July 03, 2012 09:50 am | Updated November 17, 2021 12:55 am IST - Lindau

Scientists are scathingly critical of each other, says Dr. Schmidt. Photo: R. Prasad

Scientists are scathingly critical of each other, says Dr. Schmidt. Photo: R. Prasad

“We expected to get the same reception like the neutrino [OPERA] team [if our results were wrong],” said Nobel Laureate Brian P. Schmidt while interacting with the media on the second day of the 62 Nobel Laureates Meeting at Lindau, Germany, from July 1 to July 7. He was referring to his team’s work on expanding universe that got him the Nobel Prize for Physics last year.

When Dr. Schmidt got the results in the beginning of 1998, there was much debate within the team on the correctness of the finding. In 1997 another team working on the same problem did not get the same result. “We were getting a different result. There was much debate [whether to publish]. But independent of the other team, we made a decision to publish,” he told The Hindu, whilerecalling the atmosphere prior to the publication of the results.

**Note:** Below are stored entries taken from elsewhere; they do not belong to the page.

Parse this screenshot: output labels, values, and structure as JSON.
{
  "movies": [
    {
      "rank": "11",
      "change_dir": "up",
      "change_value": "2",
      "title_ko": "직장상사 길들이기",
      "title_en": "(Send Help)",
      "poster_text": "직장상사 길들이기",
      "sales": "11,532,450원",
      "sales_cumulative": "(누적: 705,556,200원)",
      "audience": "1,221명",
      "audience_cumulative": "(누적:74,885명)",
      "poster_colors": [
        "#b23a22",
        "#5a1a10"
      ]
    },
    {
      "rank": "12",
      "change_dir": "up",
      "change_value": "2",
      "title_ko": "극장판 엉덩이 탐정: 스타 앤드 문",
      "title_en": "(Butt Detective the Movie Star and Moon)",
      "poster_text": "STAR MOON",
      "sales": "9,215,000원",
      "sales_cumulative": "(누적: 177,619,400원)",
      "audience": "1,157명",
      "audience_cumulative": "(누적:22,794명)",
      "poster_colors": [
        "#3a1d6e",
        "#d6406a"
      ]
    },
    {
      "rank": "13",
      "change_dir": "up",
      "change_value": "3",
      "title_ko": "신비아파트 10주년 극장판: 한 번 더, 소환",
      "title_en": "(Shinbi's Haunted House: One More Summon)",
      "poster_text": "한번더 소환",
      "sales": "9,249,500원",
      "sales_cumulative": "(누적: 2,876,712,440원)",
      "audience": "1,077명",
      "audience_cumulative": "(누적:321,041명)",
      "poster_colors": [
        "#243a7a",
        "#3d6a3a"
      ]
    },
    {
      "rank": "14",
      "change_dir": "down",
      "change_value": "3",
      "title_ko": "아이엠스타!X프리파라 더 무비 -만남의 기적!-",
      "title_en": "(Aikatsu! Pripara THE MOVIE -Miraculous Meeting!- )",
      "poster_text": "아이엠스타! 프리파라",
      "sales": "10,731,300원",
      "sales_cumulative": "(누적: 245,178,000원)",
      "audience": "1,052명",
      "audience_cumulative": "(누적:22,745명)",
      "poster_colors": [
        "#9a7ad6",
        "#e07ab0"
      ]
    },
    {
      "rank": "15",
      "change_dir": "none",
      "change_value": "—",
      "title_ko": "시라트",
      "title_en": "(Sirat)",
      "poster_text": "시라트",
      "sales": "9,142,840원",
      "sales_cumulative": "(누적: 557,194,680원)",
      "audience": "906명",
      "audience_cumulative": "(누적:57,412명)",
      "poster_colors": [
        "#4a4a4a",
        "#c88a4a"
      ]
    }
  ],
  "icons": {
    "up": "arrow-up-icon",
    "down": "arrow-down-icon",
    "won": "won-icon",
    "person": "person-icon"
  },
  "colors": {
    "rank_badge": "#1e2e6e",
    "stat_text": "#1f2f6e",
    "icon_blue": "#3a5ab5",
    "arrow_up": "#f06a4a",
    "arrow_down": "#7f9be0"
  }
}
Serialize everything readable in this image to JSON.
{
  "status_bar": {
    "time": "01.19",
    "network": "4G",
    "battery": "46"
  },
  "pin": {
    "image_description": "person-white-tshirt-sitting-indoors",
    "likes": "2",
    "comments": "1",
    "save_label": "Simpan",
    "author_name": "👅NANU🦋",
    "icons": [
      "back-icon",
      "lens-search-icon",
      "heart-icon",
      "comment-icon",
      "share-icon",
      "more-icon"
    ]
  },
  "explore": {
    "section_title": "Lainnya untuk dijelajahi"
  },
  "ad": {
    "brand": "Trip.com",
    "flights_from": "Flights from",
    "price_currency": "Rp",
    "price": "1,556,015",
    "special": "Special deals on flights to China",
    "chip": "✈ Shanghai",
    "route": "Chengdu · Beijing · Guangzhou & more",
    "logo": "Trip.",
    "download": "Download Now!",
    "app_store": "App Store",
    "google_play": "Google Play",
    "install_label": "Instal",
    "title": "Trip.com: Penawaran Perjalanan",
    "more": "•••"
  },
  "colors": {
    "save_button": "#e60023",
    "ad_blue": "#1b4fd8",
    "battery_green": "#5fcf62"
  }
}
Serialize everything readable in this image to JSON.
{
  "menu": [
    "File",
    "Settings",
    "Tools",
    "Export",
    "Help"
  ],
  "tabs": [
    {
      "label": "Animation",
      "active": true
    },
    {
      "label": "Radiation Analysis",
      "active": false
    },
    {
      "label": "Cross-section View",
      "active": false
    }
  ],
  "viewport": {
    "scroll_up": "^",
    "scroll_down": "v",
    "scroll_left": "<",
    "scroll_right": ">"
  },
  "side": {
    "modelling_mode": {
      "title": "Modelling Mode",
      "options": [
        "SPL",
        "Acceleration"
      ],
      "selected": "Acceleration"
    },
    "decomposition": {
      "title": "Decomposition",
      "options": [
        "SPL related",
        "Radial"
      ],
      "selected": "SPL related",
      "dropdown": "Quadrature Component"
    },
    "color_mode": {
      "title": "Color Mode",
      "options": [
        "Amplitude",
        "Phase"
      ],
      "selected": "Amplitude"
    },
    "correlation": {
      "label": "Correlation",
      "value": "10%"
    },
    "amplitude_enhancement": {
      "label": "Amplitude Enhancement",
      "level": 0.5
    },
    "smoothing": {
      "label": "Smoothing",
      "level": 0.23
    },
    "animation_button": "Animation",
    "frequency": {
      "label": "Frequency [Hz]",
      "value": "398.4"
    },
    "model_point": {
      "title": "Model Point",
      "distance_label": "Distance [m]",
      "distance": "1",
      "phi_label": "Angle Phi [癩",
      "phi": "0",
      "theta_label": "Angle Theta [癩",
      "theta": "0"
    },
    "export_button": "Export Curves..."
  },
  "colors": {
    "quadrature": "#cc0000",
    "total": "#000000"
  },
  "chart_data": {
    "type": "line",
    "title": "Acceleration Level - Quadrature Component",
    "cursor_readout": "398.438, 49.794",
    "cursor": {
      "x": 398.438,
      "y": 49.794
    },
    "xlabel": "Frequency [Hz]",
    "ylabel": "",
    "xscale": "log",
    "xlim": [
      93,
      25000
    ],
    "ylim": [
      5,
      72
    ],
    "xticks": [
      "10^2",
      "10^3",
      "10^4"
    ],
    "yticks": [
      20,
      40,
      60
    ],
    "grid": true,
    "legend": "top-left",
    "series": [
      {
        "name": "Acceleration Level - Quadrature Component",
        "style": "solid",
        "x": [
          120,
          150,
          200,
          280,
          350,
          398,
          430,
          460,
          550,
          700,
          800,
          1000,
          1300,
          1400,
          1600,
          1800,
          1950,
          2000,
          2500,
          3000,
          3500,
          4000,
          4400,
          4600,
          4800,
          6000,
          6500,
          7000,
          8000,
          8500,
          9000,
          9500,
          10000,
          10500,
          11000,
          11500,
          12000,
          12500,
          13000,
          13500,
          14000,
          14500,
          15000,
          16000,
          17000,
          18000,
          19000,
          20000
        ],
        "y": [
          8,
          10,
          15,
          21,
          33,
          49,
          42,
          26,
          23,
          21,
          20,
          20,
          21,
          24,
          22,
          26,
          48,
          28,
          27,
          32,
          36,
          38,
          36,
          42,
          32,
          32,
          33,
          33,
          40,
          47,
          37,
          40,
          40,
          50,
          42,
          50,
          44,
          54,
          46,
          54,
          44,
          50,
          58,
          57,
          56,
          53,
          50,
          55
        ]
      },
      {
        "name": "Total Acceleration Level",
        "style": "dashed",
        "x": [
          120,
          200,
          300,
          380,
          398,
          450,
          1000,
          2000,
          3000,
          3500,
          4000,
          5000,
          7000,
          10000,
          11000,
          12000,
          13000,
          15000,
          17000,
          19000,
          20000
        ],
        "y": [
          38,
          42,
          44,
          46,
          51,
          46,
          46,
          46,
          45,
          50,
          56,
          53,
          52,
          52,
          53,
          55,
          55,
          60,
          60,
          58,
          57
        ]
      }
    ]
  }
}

“It seemed too crazy to be right. We were a little scared,” he was quoted as saying in the abstract provided by the Lindau committee. After all, the team had expected to trace a deceleration in the expansion.

“We wanted to keep an open mind. Ultimately it requires adequate proof to make a claim,” he said. Dr. Schmidt’s work on expanding universe was based on observational studies and not an experimental work like the OPERA (Oscillation Project with Emulsion-tRacking Apparatus) team.

The OPERA team published a paper in September 2011 stating that neutrinos travelled 60 nanoseconds faster than light. It later became apparent that the calculations were wrong, and the mistake was due to faulty wiring.

Two members of the OPERA team had to step down owing to severe criticism. Dr. Schmidt came out strongly against the scientific community’s attitude towards mistakes arising from genuinely conducted work. “Scientists are scathingly critical of each other. The [scientific] community has been hard on them,” he said of his fellow-researchers. “Scientists should not be crucified for making mistakes.”

With good telescopes, scientists are able to see the atmosphere of outer planets and deduce the existence of life in those planets. “We are able to detect molecules in the atmosphere [of those planets],” he said. “The chemical signatures in these outer planets are very different from what you can detect.”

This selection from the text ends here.